Feb. 8, 2010 6:11 am
DES MOINES - Iowa's boxing commissioner is asking the Legislature to authorize him to regulate amateur ultimate fighting matches that one lawmaker said are akin to the “wild West.”
David Neil, who doubles as Iowa's commissioner for both boxing and labor issues, said recent situations in Shenandoah and Waterloo where mixed martial arts combatants were injured have convinced him that state oversight is needed for amateur bouts.
Iowa licenses and regulates professional boxing and professional MMA events held in the state, but it allows a well-established association to oversee amateur boxing, Neil said. However, there is no such organized Iowa group to provide the same structure for mixed martial arts matches.
“There is no regulation of amateur at all,” he said, which means some fighters are underage or have not been tested for hepatitis or HIV/AIDS, and they compete in bouts where the officiating and medical personnel may not be up to standards the state would prefer to see.
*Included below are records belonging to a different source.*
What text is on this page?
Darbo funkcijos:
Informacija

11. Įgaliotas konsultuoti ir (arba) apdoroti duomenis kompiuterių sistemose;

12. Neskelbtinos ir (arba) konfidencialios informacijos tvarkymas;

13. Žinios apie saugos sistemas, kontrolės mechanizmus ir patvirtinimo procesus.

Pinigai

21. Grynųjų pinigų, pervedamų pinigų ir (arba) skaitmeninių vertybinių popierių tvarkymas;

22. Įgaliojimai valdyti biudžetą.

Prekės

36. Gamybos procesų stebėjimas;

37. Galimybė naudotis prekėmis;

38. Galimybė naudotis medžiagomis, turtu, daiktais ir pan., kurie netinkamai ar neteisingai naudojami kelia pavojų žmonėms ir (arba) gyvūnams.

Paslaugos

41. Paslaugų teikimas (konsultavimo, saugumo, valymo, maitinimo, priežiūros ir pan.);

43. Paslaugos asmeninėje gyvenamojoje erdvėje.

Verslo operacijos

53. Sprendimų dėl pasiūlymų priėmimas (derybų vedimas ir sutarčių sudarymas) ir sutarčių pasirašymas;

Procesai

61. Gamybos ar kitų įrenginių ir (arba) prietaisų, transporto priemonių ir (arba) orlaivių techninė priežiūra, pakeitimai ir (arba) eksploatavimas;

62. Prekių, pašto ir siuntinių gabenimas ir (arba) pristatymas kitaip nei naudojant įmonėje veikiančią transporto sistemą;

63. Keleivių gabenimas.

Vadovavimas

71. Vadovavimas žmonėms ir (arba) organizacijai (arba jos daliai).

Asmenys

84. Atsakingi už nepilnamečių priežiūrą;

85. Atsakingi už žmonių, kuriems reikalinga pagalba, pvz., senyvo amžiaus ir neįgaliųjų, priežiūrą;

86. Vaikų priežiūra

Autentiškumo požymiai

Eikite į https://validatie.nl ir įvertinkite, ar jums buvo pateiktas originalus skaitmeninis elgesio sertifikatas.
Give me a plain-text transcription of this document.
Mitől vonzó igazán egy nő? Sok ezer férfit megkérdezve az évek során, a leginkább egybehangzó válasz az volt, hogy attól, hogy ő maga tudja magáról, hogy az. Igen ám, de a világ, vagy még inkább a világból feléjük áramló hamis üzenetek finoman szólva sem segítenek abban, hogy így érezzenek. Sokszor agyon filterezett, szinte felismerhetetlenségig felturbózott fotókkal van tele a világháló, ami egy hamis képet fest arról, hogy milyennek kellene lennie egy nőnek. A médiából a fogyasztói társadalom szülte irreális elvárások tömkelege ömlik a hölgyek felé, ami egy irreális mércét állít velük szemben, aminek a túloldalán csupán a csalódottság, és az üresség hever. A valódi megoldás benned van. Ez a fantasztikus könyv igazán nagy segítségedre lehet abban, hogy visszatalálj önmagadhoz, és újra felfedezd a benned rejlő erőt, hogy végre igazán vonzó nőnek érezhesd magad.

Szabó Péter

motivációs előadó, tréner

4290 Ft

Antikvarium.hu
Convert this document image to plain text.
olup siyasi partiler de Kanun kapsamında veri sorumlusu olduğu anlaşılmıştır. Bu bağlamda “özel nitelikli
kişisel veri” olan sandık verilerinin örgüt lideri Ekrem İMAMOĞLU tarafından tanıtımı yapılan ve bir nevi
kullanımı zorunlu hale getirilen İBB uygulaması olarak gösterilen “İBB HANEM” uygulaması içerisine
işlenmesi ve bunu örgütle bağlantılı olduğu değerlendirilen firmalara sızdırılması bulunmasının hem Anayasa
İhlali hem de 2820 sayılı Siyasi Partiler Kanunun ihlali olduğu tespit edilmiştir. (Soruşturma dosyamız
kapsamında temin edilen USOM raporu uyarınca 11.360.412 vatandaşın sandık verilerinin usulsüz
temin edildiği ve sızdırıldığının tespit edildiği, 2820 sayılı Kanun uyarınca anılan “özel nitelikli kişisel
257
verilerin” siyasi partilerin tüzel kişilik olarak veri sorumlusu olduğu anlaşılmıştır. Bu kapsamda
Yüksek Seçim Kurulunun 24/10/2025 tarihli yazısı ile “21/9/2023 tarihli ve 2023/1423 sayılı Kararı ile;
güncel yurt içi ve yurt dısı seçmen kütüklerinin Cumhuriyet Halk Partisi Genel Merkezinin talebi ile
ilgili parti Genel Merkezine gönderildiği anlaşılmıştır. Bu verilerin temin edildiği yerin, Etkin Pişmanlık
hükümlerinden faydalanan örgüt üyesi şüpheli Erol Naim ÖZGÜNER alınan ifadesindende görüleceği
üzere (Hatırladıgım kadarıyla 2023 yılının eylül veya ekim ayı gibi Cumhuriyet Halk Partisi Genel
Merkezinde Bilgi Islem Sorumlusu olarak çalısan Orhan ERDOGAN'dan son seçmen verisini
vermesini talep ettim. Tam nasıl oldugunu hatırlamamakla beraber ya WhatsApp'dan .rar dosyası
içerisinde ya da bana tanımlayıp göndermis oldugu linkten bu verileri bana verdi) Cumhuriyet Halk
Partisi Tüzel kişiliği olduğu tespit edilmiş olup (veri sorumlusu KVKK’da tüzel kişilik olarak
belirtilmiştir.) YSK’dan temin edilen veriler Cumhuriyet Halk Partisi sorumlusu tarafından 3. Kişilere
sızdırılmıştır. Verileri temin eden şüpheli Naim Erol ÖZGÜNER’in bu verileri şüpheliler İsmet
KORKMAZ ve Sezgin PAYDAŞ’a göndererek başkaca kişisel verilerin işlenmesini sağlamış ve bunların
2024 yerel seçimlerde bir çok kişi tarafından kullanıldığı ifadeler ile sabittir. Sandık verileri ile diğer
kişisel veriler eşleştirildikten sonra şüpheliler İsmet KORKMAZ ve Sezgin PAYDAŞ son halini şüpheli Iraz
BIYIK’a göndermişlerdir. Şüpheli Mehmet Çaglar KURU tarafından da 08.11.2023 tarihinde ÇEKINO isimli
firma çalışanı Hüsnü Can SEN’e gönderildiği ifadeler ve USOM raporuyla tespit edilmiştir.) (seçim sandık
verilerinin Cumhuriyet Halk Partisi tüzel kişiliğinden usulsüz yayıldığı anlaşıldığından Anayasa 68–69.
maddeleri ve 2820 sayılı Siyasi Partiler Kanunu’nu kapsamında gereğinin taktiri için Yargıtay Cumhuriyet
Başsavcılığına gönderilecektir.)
“Right now, the way this is, the amateur stuff is more wild West out there than anything. There's no regulation at all,” said Sen. Bill Dotzler, D-Waterloo, chairman of a Senate subcommittee working on Senate Study Bill 3192.
Neil said his office now requires a $5,000 surety bond for professional MMA events that seek a state license, along with medical records and the names of fighters under contract, the supervising doctor and the sanctioned referee. Neil or one of his deputies attends the event, and promoters pay the state 5 percent of the gate to cover costs.
The commissioner proposes a similar structure for amateur MMA matches and events.
Iowa law sets an age requirement of 18 for boxers, but the proposed legislation would require that MMA contestants be at least 21 years of age and provide proof.
“You're not as willing to waste your brain cells at 21 as you are at 18,” said Sen. Dick Dearden, D-Des Moines, who called the proposed changes “just common sense.”